Sebelumnya, TikTok memastikan pihaknya akan melawan UU soal divestasi dan pemblokiran TikTok di Amerika Serikat (AS) itu.
TikTok berencana untuk menggugat aturan tersebut ke pengadilan atas dasar Amandemen Pertama khususnya sial menghambat kebebasan berbicara/berekspresi.
TikTok sering lolos dari pemblokiran AS
TikTok mempunyai alasan kuat untuk menganggap bahwa gugatan hukum yang akan dilakukan bisa saja berhasil.
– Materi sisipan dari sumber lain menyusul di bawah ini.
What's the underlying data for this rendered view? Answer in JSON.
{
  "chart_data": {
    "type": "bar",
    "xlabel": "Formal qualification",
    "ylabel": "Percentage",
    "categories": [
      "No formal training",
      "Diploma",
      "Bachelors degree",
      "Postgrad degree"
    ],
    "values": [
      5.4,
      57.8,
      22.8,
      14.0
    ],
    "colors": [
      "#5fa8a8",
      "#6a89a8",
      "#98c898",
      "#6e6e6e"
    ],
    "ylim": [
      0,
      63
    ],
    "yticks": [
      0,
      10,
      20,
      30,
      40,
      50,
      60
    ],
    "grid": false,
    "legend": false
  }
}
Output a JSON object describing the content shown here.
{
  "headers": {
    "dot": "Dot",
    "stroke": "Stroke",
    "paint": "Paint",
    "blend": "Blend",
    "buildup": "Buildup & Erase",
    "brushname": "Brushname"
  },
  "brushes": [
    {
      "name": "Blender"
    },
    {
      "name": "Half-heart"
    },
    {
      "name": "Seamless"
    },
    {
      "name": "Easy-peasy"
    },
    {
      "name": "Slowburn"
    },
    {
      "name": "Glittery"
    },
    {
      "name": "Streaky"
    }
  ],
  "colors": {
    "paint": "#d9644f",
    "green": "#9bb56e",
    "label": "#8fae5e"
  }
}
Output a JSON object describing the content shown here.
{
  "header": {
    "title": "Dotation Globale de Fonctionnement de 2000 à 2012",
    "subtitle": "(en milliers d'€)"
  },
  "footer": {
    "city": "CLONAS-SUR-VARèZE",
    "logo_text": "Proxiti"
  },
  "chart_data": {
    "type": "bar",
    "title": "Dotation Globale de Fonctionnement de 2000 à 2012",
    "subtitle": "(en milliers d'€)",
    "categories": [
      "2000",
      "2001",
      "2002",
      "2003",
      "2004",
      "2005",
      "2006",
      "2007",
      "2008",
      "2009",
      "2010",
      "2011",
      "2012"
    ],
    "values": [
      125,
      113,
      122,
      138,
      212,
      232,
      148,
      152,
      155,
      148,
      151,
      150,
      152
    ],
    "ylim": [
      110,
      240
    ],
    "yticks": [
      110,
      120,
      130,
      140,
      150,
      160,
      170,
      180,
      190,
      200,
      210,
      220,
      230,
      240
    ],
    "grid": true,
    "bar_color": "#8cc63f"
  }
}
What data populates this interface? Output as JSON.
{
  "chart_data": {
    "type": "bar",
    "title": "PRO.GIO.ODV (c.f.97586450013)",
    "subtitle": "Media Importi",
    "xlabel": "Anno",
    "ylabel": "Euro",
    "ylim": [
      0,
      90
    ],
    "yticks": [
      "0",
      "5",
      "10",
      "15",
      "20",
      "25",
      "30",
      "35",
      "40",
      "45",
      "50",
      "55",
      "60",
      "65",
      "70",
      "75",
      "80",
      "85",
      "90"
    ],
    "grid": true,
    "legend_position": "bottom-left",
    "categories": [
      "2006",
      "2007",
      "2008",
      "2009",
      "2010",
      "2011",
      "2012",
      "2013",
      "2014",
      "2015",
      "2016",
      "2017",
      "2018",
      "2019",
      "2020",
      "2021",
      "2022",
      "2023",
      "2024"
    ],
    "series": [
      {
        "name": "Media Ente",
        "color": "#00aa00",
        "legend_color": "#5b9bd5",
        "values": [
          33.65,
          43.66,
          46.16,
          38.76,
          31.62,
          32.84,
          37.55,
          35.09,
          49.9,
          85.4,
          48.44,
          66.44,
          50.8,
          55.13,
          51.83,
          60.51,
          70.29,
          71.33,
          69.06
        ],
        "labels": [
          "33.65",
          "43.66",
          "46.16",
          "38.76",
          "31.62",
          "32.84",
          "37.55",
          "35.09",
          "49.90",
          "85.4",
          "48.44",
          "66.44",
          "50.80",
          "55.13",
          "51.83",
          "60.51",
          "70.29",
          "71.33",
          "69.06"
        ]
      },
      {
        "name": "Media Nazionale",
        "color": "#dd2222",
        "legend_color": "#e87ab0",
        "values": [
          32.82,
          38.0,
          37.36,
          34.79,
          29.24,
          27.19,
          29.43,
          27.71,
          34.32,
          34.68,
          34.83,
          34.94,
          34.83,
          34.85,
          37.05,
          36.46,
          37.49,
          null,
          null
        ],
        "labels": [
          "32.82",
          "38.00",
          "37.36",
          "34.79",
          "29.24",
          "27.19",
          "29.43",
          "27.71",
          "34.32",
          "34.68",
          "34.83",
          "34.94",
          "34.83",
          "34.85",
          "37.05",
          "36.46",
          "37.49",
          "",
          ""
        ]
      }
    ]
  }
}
Hal ini mengingat TikTok kerap menang dalam beberapa perselisihan hukum mengenai operasinya di AS.
Misalnya, pada bulan November lalu, seorang hakim federal memblokir undang-undang Montana yang akan melarang penggunaan TikTok di seluruh negara bagian.
Pada 2020, upaya pemerintahan Donald Trump untuk memaksa ByteDance menjual TikTok atau menghadapi pemblokiran juga dinyatakan inkonstitusional oleh pengadilan federal berdasarkan Amandemen Pertama.
Ketika itu, Pemerintahan Trump menjadi perantara kesepakatan yang akan membuat perusahaan AS Oracle dan Walmart mengambil saham besar di TikTok.
Penjualan tidak pernah berhasil karena beberapa alasan, salah satunya adalah China yang menerapkan kontrol ekspor yang lebih ketat terhadap penyedia teknologinya.
TikTok telah melakukan lobi keras terhadap undang-undang tersebut, mendorong 170 juta pengguna aplikasi tersebut di AS (banyak di antaranya berusia muda) untuk berbicara ke Kongres dan menyuarakan penolakan.
Sejak pertengahan Maret, TikTok telah menghabiskan 5 juta dollar AS (sekitar Rp 81 miliar) untuk iklan TV yang menentang undang-undang tersebut, menurut AdImpact, sebuah perusahaan pelacakan iklan.
Iklan tersebut menampilkan sejumlah pembuat konten, termasuk seorang biarawati, yang memuji dampak positif platform tersebut terhadap kehidupan mereka dan berpendapat bahwa pelarangan akan menginjak-injak Amandemen Pertama, sebagaimana dihimpun KompasTekno dari Associated Press.